Prince's artworks in the series sold for $80,000 each, a sum, as Ratajkowski points out in her essay, which is high above what she made for the original photoshoot. By turning it into a nonfungible token, or NFT, the model will receive a portion of the profits each time the image is reproduced. The NFT being auctioned by Christie's, titled "Buying Myself Back: A Model for Redistribution," is a composite image of Ratajkowski standing in her New York apartment, posing in front of the Prince artwork that is in her LA home.

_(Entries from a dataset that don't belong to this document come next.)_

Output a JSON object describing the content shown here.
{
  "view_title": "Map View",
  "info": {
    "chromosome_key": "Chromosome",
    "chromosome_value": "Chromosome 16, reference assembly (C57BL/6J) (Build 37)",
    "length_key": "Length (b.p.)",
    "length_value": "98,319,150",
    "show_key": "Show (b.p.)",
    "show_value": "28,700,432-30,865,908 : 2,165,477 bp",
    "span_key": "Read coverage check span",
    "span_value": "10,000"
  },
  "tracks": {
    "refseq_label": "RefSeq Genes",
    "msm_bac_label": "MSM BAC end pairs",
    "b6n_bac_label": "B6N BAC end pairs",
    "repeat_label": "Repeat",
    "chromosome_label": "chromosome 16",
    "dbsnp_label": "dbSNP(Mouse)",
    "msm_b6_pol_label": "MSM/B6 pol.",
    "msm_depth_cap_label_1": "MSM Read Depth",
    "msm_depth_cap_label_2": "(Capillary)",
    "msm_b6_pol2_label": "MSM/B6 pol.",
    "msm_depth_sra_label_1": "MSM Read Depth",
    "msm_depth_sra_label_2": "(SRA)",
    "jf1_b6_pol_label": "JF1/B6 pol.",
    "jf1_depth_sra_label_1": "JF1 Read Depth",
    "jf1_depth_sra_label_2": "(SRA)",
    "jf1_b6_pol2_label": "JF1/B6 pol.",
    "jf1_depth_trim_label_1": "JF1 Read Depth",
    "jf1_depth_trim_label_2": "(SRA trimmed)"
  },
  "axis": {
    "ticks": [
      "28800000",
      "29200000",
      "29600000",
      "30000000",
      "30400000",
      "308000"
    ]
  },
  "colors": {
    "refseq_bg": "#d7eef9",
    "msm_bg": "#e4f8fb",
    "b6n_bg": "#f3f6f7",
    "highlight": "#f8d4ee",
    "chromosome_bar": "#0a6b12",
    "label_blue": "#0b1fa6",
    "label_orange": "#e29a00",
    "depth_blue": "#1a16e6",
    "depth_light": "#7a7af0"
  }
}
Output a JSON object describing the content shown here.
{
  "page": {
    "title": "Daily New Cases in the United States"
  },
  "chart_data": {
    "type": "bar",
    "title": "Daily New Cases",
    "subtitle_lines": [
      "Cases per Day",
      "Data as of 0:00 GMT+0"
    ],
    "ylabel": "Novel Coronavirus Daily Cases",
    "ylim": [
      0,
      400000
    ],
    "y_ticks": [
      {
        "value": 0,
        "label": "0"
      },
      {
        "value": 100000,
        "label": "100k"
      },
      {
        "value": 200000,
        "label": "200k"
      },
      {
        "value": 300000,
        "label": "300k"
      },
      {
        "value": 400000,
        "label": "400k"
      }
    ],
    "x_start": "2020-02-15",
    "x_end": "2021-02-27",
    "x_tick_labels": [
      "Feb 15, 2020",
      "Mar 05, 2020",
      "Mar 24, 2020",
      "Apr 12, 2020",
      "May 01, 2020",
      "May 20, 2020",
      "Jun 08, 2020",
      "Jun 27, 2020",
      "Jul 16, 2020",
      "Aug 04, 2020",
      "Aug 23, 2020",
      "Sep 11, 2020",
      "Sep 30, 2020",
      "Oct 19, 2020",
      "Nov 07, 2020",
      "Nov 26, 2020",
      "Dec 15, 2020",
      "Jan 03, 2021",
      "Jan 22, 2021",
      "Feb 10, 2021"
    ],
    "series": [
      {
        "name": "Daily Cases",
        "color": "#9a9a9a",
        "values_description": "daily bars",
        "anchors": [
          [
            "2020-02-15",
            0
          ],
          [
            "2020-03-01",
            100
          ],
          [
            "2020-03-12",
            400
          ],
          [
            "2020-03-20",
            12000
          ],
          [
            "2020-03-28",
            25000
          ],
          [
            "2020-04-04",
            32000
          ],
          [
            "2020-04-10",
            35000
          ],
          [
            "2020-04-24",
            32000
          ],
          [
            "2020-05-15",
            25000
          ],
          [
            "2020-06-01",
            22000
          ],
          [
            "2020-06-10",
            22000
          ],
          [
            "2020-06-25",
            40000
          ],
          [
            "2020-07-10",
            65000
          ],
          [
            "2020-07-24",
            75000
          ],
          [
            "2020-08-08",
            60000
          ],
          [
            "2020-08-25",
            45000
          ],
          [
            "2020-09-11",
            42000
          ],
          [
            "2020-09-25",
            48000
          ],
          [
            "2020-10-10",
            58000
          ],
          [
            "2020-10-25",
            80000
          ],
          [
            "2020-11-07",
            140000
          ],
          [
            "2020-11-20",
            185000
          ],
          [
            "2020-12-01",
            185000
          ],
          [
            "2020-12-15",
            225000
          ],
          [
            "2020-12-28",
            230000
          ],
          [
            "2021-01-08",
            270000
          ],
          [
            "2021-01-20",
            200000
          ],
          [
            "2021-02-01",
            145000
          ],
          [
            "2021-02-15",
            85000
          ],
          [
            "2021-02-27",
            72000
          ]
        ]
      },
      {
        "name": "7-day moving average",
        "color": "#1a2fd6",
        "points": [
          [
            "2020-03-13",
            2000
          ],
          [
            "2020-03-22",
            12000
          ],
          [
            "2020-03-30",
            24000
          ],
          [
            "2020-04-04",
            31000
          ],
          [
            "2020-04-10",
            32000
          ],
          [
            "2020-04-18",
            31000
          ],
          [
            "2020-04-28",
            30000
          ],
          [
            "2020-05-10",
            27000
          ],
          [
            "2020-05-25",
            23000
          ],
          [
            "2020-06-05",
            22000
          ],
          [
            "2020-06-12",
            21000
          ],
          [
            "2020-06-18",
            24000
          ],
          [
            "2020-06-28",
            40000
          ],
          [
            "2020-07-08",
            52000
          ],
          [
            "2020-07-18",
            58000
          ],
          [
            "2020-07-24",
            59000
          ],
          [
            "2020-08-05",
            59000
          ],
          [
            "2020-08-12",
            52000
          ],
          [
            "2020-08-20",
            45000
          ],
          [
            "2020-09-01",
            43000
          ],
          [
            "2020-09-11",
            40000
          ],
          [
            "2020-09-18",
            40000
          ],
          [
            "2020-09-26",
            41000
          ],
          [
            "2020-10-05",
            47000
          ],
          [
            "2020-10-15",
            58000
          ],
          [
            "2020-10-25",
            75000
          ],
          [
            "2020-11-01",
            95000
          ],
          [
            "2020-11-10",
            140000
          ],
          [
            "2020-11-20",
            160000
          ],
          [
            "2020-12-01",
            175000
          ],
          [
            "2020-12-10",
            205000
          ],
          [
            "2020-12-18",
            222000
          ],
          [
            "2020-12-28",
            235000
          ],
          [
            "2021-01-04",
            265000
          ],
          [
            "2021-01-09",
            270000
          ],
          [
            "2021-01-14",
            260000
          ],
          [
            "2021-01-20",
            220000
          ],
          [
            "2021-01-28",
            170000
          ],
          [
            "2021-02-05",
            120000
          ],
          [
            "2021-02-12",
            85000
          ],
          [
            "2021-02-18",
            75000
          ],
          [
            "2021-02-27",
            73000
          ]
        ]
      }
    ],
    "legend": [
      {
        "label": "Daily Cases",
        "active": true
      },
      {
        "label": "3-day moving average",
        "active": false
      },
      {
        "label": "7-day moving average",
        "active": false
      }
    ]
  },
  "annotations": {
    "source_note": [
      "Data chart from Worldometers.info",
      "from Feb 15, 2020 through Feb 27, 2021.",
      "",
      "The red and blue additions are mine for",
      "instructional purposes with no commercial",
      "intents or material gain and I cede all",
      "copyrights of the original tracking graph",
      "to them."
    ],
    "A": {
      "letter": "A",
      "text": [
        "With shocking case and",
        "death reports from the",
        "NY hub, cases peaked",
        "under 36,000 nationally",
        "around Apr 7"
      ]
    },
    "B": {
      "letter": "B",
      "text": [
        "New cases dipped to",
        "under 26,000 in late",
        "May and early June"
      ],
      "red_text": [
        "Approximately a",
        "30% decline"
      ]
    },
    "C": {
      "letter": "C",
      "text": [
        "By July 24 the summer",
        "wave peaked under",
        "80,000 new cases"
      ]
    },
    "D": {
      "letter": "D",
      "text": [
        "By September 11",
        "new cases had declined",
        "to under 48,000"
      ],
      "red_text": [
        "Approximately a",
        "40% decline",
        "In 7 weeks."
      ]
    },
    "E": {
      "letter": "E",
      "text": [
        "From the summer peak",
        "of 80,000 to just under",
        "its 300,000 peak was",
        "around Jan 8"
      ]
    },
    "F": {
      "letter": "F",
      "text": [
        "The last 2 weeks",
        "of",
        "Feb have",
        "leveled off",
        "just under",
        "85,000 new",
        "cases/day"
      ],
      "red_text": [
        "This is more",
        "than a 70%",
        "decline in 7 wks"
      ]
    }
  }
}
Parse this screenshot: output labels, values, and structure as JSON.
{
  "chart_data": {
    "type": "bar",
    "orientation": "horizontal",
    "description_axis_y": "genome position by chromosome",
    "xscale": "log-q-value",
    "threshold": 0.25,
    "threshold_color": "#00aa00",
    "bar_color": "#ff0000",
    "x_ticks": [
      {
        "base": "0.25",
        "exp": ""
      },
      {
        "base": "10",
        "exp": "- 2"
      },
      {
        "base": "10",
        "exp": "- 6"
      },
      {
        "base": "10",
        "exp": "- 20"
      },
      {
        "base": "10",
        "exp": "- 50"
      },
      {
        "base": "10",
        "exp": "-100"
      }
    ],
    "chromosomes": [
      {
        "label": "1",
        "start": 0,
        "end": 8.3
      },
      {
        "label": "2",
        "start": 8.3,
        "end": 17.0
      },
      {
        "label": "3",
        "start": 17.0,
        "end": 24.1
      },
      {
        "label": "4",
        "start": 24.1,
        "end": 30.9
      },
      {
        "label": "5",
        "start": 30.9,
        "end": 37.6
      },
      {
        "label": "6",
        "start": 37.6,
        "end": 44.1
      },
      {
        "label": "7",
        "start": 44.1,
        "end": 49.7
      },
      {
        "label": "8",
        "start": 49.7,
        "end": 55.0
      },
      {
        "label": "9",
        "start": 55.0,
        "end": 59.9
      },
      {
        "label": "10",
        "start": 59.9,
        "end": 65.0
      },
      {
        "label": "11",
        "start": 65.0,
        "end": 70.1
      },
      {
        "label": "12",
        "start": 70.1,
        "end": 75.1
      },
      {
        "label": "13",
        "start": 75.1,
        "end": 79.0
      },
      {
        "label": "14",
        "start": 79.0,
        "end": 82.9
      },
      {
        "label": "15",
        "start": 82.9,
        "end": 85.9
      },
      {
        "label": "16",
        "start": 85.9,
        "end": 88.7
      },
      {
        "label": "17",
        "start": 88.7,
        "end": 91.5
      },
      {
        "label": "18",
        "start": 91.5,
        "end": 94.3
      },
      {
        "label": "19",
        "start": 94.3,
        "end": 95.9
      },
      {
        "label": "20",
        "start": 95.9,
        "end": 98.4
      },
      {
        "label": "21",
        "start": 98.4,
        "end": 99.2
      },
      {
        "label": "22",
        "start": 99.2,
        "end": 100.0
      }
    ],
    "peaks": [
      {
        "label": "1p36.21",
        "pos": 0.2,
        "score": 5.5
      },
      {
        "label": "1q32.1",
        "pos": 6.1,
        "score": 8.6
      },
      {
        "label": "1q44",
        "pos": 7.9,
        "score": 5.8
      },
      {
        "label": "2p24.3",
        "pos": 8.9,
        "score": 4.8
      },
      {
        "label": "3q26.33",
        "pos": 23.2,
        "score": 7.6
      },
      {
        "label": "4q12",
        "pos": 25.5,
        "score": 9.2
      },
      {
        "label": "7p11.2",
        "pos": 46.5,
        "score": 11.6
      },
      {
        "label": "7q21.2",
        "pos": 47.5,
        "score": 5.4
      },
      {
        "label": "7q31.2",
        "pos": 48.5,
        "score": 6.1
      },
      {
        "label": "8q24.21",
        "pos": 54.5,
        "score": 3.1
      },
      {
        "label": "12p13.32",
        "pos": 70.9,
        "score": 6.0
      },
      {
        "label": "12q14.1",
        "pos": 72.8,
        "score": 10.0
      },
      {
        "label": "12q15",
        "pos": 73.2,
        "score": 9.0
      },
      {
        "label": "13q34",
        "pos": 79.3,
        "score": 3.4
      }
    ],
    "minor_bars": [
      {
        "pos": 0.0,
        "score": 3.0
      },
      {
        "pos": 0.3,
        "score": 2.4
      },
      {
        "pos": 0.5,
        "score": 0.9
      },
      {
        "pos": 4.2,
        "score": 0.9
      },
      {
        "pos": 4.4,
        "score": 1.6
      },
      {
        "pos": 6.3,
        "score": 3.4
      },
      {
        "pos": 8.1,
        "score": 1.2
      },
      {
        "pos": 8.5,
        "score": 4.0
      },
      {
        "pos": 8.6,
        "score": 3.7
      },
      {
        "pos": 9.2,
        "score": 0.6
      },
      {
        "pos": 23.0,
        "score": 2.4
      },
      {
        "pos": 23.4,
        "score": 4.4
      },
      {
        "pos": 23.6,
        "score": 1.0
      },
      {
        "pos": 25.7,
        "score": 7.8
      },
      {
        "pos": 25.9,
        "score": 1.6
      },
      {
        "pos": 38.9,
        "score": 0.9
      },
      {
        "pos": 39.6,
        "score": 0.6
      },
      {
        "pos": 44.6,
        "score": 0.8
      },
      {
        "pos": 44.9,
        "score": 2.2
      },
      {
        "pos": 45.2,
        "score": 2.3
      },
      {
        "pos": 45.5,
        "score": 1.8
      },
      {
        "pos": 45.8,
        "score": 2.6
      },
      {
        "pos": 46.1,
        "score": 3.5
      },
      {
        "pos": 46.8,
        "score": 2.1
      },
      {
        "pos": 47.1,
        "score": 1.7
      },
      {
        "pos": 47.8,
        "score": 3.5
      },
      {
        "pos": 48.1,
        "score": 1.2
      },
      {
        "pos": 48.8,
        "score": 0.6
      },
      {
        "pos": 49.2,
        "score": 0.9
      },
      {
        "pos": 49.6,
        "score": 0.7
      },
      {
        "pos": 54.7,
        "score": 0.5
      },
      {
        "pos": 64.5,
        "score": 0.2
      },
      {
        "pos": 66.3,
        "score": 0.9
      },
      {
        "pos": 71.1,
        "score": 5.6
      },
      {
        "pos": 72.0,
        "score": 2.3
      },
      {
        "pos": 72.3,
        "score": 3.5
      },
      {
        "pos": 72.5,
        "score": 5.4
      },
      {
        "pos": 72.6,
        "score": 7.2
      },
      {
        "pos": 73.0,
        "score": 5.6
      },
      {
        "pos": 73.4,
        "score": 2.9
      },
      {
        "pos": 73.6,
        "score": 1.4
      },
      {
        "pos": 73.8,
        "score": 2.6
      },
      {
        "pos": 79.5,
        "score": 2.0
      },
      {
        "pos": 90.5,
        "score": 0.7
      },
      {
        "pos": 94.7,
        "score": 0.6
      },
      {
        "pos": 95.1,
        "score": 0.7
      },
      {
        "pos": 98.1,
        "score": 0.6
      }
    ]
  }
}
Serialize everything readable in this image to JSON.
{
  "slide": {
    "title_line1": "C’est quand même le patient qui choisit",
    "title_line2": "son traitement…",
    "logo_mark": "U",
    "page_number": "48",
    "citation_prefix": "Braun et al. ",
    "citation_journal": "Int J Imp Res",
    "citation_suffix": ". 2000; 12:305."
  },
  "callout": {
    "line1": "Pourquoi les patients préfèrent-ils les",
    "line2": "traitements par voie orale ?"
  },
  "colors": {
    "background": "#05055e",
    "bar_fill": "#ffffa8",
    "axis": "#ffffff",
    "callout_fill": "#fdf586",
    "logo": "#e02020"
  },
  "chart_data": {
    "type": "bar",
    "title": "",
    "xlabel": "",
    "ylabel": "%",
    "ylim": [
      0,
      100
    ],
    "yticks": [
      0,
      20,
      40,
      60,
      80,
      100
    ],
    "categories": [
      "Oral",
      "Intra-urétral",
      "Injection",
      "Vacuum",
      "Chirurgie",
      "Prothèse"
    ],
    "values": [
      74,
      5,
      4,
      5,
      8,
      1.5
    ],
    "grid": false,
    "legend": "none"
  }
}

Explaining her decision to create the NFT in an Instagram post, the model said: "The digital terrain should be a place where women can share their likeness as they choose, controlling the usage of their image and receiving whatever potential capital attached. Instead, the internet has more frequently served as a space where others exploit and distribute images of women’s bodies without their consent and for another’s profit. Art has historically functioned similarly: works of unnamed muses sell for millions of dollars and build careers of traditionally male artists, while the subjects of these works receive nothing. I have become all too familiar with this narrative, as chronicled in my 2020 essay for New York Magazine, Buying Myself Back."
She continues, "NFTs carry the potential to allow women ongoing control over their image and the ability to receive rightful compensation for its usage and distribution." Ratajkowski also said in an interview with the New York Times that cryptocurrency experts warned her that her image would be used in NFTs anyways, so she might as well make one herself.
For models and public figures, their likeness is tied to capital and value, but they have little control over who profits from it or who appropriates it once it's been published. Ratajkowski isn't the only model to take control over her image via NFTs. Earlier this month, supermodel Kate Moss created a series of NFT videos that were auctioned on the digital platform Foundation. Pop singer The Weeknd also released an NFT that fetched more than $2 million.
Ratajkowski's "Buying Myself Back" is being auctioned by Christie's on May 14, 2021 via the Opensea NFT platform.